On Thu, Jan 6, 2011 at 5:21 PM, Kyle Nitzsche
<kyle.nitzsche@xxxxxxxxxxxxx> wrote:
> So, to remove false positives, I wonder whether it is only some of the
> special characters that could ever appear unescaped in a msgstr.
>
> For example, maybe curly braces can and do, but underscores never should?
>
> If so, I can just remove curly braces from the list of characters it checks
> for.
>
> Do you know?

There's absolutely no way to remove all the false positives without
parsing all of the TeX code (including the document class, packages,
etc.) because the way that TeX parses those characters can be changed
as it goes along.

An example of this that I mentioned above was the lstlistings
environment and lstinline command.  The contents of those are parsed
in such a way that the underscore should *not* be escaped.

Another example is math mode:

  The Pythagorean theorem may be stated as $c = \sqrt{a^{2} + b^{2}}$.

In that line of text, the only thing that should be escaped in the .po
file is the backslash—and that's only because the po parsers require
it.  The $, {, }, and ^ should not be escaped.

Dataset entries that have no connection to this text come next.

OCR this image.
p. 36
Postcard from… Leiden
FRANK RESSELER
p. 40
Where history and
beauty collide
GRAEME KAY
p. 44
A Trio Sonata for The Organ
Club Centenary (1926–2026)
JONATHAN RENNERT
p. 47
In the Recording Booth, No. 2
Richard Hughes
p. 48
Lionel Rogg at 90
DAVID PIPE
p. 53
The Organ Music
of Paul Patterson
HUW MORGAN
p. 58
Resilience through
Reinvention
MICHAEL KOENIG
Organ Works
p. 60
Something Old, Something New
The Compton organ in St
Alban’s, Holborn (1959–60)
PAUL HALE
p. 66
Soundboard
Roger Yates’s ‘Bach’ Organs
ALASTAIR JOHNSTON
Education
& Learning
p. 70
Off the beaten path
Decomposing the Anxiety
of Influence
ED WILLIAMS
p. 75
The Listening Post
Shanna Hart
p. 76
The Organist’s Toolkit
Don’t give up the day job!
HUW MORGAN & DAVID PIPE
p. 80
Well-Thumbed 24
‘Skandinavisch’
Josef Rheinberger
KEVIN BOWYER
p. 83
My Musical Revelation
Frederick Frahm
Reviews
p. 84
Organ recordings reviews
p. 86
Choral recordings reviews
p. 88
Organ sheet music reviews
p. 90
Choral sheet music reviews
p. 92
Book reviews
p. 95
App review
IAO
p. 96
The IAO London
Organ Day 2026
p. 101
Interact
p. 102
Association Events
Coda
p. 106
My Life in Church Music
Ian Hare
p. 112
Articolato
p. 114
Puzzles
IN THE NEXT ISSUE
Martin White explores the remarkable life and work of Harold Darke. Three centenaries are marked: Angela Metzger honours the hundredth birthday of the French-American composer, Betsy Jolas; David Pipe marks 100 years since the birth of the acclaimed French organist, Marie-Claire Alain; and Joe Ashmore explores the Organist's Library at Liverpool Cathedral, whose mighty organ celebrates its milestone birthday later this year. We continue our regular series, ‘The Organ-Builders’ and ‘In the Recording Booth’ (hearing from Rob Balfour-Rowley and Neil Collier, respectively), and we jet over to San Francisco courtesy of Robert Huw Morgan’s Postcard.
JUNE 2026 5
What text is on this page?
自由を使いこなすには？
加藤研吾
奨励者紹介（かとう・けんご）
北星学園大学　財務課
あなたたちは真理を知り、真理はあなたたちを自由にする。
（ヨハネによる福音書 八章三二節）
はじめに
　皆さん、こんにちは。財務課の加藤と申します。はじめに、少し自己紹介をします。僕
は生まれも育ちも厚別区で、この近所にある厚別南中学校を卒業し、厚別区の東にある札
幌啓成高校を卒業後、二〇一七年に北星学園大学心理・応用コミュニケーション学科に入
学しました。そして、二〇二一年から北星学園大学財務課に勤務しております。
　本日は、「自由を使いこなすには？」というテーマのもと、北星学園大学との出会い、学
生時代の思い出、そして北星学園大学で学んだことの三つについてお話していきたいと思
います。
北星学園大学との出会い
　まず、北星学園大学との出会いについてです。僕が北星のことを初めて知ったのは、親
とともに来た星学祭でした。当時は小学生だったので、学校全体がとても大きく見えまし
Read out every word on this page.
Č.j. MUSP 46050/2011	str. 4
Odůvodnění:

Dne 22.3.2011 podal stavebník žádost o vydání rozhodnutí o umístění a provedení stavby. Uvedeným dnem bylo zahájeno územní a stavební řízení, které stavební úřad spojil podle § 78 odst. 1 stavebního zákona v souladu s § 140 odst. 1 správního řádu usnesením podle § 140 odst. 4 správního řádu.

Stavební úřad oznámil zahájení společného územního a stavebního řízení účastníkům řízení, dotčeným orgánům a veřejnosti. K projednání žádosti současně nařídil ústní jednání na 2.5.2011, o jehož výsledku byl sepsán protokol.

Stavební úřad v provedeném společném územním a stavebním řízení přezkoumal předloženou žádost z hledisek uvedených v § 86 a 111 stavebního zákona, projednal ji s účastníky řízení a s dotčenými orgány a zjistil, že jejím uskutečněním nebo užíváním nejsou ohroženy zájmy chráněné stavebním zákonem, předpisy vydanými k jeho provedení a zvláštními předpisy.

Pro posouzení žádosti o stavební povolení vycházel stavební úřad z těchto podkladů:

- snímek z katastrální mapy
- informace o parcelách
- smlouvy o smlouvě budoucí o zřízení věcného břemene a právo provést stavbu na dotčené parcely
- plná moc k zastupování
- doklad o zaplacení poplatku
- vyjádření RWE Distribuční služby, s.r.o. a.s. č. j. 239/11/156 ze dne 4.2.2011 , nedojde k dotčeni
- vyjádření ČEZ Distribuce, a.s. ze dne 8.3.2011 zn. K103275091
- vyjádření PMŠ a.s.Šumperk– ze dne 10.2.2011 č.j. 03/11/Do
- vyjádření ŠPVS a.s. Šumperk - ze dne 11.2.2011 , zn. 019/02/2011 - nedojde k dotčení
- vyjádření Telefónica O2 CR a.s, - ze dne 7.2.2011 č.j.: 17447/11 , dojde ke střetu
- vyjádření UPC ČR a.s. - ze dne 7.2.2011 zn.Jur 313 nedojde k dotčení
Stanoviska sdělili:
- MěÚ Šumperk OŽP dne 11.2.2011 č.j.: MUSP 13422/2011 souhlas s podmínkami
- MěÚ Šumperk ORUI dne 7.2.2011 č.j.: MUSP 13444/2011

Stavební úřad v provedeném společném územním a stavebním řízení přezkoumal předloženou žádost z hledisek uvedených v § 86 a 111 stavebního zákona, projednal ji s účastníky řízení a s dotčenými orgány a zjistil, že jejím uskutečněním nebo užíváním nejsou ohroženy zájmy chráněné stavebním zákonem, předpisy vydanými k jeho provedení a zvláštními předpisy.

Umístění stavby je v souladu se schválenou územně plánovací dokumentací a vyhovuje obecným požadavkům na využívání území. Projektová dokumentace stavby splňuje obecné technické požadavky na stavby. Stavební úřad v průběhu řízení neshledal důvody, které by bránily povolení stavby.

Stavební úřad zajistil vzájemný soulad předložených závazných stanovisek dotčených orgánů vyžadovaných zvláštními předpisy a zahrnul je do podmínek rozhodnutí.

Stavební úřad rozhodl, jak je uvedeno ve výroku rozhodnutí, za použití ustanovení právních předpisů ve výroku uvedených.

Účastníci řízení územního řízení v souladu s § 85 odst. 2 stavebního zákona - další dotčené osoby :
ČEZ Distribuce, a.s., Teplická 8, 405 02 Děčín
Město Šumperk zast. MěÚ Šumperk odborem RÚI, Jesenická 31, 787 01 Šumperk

I think that it may be helpful if you inverted your logic.  Instead of
reading a .tex file and assuming that those special characters should
be escaped except under given circumstances, you should instead assume
that those characters are part of LaTeX's syntax and *only need to be
escaped when the characters are to appear as they are in the body
text*.

In other words, only escape those characters if you want them to
appear verbatim in the normal body text of the book.

In practice (with this book), I think it will be rare that those
characters need to be escaped because they will be handled by special
environments and commands that know how to parse them properly.